逆に、金融知識が学べるサービスは3項目ともすべて5%未満とニーズが低くなっています。現代では、Webメディアや動画サイトなどで無料で多くの情報が発信されており、お金をかけて金融知識を学びたいと考える人が少ないためと想定されます。
また、X・Y世代では40%を超えて人気の高い「預金の金利が上がる」はZ世代では25%に留まっています。これは、やはり元になる預金が他の世代に比べて少ないためお得感が感じられにくいためと考えられます。
Z世代は、お得なクーポンの利用やカードのポイント還元率のアップは利用したい人の割合が高いので、現在の金融資産の多寡に関わらず金銭的なメリットが受けられるサービスであれば、Z世代のサブスクリプション利用に繋がりそうです。
金利が上がっても「何もしない」過半数超、Z世代は特に顕著
2024年3月に日銀がマイナス金利政策を解除し、17年ぶりの利上げに踏み切ったことで金利が上がる動きが出ています。
そのような中で、金利が上がったら取りうる(既に取った)行動についても最後に訊いてみたところ、金利が上がっても特に行動する予定はない(行動しなかった)という人が過半数以上という結果になりました。Z世代は特にその割合が多く、他の世代よりも10%以上多い62%に上ります(図8)。
ここでも、Z世代が他の世代より貯蓄が少ないことや、ローンを借りるほど金額の大きい買い物(家や車など)をしている人が多くはないことが影響していると考えられます。
おわりに
今回の調査で、銀行口座を2口座以上保有する人が9割いて目的別に使い分けていることがわかりました。

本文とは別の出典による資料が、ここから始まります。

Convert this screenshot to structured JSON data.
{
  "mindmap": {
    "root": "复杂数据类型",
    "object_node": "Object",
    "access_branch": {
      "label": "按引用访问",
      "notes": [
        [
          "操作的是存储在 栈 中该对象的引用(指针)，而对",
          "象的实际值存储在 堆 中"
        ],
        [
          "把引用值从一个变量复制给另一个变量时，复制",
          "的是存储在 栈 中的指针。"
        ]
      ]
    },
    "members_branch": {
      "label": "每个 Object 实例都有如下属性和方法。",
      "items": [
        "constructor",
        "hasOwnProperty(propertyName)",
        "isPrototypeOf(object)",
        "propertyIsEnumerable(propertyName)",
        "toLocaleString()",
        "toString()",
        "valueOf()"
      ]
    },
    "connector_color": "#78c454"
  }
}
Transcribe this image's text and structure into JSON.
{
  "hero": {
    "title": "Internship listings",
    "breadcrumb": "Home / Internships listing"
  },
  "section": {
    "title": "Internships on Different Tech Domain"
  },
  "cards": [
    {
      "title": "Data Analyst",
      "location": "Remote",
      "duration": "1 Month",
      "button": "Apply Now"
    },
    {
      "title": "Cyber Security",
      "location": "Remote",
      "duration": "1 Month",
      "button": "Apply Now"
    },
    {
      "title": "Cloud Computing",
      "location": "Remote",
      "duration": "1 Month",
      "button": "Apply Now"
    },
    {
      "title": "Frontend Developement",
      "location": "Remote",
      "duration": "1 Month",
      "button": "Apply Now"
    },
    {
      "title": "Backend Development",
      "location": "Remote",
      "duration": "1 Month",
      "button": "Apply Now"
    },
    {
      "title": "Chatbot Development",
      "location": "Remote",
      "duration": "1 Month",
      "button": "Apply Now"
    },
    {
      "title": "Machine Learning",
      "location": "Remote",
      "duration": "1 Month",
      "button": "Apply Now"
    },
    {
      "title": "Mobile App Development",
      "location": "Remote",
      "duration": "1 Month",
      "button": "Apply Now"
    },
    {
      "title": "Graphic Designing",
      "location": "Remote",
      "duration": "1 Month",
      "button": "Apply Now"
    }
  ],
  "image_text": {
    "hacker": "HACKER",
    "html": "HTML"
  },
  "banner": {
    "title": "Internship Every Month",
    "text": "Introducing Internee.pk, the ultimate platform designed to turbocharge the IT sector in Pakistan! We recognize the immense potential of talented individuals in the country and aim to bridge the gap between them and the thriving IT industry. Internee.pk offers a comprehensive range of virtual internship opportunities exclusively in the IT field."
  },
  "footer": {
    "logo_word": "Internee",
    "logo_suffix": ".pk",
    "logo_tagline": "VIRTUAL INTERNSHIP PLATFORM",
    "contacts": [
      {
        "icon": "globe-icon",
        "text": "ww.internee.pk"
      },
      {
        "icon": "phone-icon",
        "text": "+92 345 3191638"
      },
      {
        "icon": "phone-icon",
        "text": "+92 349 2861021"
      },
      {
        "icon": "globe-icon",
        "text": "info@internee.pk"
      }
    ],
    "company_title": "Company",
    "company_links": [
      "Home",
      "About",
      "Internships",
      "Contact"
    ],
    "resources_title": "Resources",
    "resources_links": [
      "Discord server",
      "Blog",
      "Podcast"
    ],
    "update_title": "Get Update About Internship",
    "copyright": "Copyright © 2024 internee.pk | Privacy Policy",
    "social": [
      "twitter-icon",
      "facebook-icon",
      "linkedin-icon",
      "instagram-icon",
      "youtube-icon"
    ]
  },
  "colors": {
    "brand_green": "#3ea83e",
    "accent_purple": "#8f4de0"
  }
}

銀行口座を開設するのは給与やアルバイト代の受取が始まるタイミングやお金の管理・貯蓄を意識し始めるタイミングが多いため、銀行はそれに合わせた口座獲得施策を行っていくことが必要といえます。
Z世代は、収入や貯蓄が他の世代に比べて少ないため、口座保有数も少なく、使い分けも意識していないことが今回の結果から窺えます。
また、同じく貯蓄が少ないことが理由で、預金金利が上がることをメリットとして感じにくい傾向があります。現在の金融資産の多寡に関わらず金銭的なメリットが受けられる手数料無料やクーポン、ポイント還元などのサービスがあれば、Z世代の口座開設やサブスクリプション利用に繋がりそうです。